A primera vista es difícil diferenciar entre un cuchillo de gran calidad y uno de peor calidad, puesto que las propiedades fundamentales se manifiestan durante el uso diario. Pero en algo siempre se puede confiar:
ZWILLING J.A. HENCKELS es sinónimo de la mejor calidad de los cuchillos.
Los cuchillos de calidad pueden reconocerse por las siguientes características:
Los componentes del cuchillo van ensamblados sin ranuras. Mediante la compensación se consigue un paso sin soldadura entre el cabezal y el mango. Esto es especialmente importante desde el punto de vista higiénico. La hoja y el mango están libres de irregularidades y rebabas, hecho que impide la proliferación de bacterias.
La hoja posee una superficie finamente amolada que, mediante un amolado con fieltro, consigue, además, una alta hermeticidad.
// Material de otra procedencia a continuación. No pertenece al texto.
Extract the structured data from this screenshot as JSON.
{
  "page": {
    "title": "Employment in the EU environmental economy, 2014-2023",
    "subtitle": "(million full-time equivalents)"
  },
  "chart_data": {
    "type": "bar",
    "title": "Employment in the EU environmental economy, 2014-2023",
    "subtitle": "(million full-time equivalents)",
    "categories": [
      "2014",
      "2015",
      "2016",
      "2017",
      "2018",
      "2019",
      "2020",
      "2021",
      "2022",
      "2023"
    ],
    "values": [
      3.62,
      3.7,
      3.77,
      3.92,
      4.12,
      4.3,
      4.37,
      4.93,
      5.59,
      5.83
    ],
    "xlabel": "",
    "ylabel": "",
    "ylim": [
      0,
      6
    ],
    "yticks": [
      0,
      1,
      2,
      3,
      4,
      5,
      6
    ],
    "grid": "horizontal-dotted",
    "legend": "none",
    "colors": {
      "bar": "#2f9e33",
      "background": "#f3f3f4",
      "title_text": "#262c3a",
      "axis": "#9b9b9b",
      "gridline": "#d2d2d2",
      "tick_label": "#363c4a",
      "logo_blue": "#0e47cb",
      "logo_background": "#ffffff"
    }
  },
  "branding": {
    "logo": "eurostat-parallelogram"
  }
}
Así se reconoce el procesamiento de calidad de la superficie.
El mango y el cabezal están configurados de modo que la mano pueda agarrar firmemente el cuchillo y éste no se escurra. El mango ergonómico y el peso adecuado permiten un trabajo sencillo con una elevada seguridad.
La consistencia del corte determina la vida útil de las hojas con una suficiente capacidad de corte. Un buen cuchillo permanece, con el cuidado correspondiente, afilado durante largo tiempo.
Cuanto más fina se haya pulido o afilado la superficie de la hoja, más resistente será ésta a la corrosión.
Los cuchillos de calidad con mangos de plástico o de acero fino pueden lavarse en el lavavajillas (preferentemente en un programa económico con una temperatura máx. de 55º C). No obstante, se recomienda la limpieza a mano, por ser más cuidadosa.
Los cuchillos con mangos de madera lixivizan en el lavavajillas y se hinchan. Sólo pueden lavarse con agua corriente.